Nthakeng Pheello Selinyane
THE death of a government in trying times can spell doom for various social groups, and its prospect can trigger panic of unimaginable proportions. This is something we have seen on the local scene in recent months. It is universal in time and space, and its frequency can make everyday life unpredictable. It was out of this experience that the notion and practice of government of national unity (GNU), which reached our shores in 1994 in South Africa, was composed in interwar years (of the 20th century) in Europe. The vitriol of the 2007 snap election campaign trail was witness of the same universal anxiety on the part of the incumbents, and so was its cousin on the part of the same lot after 2012, this time condemned to opposition benches which they were furiously and artfully able to swap with the 2012 executive in 2015. We have come round to the same spot in quick two years after that dreadful change which has seen us living through a prolonged version of the gruesome 2007 Maseru night curfew. At such conjunctures, people speak in tongues.
The death bell of the current government was always hanging from a pole of corruption, and its toll was always a matter of time. Its arrival was heralded by one Teboho Sekata, spokesman of the co-ruling Lesotho Congress for Democracy (LCD) in that notorious June 2016 private mobile phone conversation, and threateningly announced in a negative sense by Prime Minister Pakalitha Mosisili on the occasion of that September 2016 “I love my prime minister” march and rally arranged by a motley assortment of political charlatans who were already stoking fires of hatred in their party ranks, as news pages have been amply reporting, and party splinters have evidenced over this period. There is a saying that pride goes before one’s fall, and the Basotho say e bona mahe ha e bone leraba, meaning a trapped beast sees eggs but not the trap. – the lust for the decoy blinds it to the trap.
That could be the fate of our ninth parliament majority and its government. The prime minister declared 9 October 2016 as the date for showdown in parliament with his party honchos who refused to worship him. His then deputy Monyane Moleleki effectively undercut him by calling a by-pass party executive meeting to withdraw their party from the seven-party government and promptly signing an alternative government pact with the main opposition All Basotho Convention (ABC) while inviting all parliamentary parties to join in a reconciliation GNU; only for his boss to overturn and banish them from electoral politics for six years, and thank the high heavens.
The rest is not history, it is that the prime minister has since retreated from his threat to call elections and condemn his adversaries to debt trap if they brought a no-confidence motion, which he was as good as vowing to lose, since they would not afford election campaign resources, besides being cast on political dumpsite by electors. Such identification of national resources with individual, bigot-sounding, personalities is at the least unfortunate.
We remember painfully that when the prime minister introduced the interest-free, government-guaranteed legislators’ loans a decade ago, he boasted the loans were a grain thrown at chickens which could not ignore it since fowls don’t grow grain. Sadly, this fray was later joined by a Pitso Maisa of the awkwardly named ABC splinter True Reconciliation Unity.
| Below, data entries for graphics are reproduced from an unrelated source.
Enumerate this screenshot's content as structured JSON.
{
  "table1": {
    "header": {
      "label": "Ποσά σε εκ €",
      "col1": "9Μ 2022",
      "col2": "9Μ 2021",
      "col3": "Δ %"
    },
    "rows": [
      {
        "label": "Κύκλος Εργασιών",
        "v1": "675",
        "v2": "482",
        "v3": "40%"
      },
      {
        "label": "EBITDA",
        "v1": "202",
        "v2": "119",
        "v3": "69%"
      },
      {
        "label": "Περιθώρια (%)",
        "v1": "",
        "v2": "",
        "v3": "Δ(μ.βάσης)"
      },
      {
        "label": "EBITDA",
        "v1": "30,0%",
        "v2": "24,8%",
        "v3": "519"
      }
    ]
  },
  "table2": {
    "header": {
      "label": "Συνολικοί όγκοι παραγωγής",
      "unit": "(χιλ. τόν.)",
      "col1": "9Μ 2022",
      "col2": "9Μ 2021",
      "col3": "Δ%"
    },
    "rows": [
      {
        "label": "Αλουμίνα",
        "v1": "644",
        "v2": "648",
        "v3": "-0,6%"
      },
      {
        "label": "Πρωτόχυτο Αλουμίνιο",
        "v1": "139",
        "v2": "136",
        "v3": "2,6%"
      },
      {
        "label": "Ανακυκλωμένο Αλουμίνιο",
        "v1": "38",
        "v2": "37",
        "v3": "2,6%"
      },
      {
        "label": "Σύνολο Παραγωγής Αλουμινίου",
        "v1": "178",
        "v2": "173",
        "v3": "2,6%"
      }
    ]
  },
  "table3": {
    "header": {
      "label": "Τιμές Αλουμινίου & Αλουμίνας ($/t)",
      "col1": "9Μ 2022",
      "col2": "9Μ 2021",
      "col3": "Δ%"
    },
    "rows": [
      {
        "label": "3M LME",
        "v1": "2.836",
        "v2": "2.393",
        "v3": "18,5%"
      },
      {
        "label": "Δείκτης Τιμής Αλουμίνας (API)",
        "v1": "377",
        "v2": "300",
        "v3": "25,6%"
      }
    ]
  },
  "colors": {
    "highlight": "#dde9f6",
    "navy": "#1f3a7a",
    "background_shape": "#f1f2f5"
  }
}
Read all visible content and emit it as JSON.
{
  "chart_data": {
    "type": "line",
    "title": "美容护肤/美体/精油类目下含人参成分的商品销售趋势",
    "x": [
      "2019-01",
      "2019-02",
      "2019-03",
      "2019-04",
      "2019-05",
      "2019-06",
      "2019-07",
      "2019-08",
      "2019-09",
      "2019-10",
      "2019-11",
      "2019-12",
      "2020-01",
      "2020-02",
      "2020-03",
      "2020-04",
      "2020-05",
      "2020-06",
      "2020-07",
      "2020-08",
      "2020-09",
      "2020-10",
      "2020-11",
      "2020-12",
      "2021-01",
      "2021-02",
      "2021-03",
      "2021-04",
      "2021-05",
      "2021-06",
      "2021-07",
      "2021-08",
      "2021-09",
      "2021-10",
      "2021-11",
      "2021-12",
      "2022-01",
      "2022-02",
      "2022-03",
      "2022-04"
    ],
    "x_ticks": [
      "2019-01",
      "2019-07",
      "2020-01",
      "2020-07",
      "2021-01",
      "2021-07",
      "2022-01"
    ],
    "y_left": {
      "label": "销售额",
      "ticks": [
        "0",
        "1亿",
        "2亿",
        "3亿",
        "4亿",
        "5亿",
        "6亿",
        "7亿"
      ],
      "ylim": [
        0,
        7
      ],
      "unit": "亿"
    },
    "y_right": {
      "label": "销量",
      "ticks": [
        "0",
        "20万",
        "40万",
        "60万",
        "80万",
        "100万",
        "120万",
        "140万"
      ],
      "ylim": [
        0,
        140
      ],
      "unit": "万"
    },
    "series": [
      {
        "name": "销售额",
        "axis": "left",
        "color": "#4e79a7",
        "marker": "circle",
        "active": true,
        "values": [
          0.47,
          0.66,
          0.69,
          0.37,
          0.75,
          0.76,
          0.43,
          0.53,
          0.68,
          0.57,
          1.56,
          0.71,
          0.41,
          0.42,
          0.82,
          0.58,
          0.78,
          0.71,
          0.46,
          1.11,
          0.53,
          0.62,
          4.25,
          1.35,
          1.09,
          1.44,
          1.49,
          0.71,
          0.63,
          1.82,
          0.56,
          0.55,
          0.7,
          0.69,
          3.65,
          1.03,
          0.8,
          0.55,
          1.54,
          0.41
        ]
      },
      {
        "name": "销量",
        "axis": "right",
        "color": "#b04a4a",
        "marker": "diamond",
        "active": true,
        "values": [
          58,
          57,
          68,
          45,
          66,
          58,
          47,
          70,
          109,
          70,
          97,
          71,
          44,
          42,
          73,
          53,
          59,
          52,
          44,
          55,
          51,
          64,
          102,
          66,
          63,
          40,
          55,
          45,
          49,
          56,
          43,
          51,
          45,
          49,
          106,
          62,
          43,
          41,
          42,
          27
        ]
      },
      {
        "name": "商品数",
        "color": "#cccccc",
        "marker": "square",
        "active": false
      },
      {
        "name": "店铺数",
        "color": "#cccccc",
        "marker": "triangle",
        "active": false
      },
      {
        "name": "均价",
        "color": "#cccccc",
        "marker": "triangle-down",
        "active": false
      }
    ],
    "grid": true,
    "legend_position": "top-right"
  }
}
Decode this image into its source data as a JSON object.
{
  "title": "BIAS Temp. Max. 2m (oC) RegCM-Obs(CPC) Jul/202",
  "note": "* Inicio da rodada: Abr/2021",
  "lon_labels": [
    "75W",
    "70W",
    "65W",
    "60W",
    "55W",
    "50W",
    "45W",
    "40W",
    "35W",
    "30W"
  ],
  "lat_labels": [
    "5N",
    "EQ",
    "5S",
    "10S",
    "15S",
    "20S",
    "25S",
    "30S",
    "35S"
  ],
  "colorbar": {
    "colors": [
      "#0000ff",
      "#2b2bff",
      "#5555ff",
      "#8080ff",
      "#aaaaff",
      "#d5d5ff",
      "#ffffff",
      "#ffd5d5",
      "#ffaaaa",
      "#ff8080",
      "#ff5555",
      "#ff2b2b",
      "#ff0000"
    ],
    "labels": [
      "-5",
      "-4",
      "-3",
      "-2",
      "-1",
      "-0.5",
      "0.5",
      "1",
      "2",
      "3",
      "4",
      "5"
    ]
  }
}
Dr Mosisili last week admitted losing the parliamentary majority, and therefore by definition, the government; but declared he would rule by minority because that was one model of government. This model, which was threatened by his former deputy Moleleki back in 2012, can only occur when majority of parties/parliamentarians give one their support but do not want to be part of his government, for various reasons, as has happened in the Tshwane and Nelson Mandela Metropolitan councils in South Africa in 2016; but the prime minister knows he doesn’t enjoy such today.
His deputy had already threatened the plotters of government fall were courting the wrath of security branches, and that the government had an option of challenging the motion in court where the case would drag until life of parliament as was custom. This was heinous at best, given the Vision 2020 commitments on justice administration, and the fate of the 2007 NIP case, the MFP case on “theft” of parliamentary seats by main parties inspired by then ruling LCD, the court challenge of Speaker’s suspension of opposition leaders, and the latest case of the prime minister versus Moleleki & Co. In these cases the court either pronounced itself incompetent to complainants’ case, thus favouring government, or unusually speedily resolved them in its favour, in one case even outside the court calendar.
The always-useful home affairs minister and his whistle-good deputy party leader told crowds two weeks ago that if the motion were brought, it would be ignored because this was budget time and government business takes precedence over all else, and further that the orphans and pensioners should blame the opposition. This consultant-party leader further said at a rally that opposition had absconded from parliament for their own pleasure, and was now suddenly in love with its opening and fighting therefore, in their hunger to fell government; and they were declaring government dead but also seeking its protection. Again here, the state was being personalised as in the grain and chickens imagery!
We have also been hearing from the likes of the self-same TRU, the youth-sounding Movement for Economic Change, and the co-ruling Marematlou Freedom Party (MFP) that whatever the fate of government, there should not be room for persons who have not been elected to “seize” government in parliament; some of whom are beneficiaries and perpetrators of the same – whereas the relevant section of Constitution says the next prime minister should be named in advance, for what? You may reveal your scores.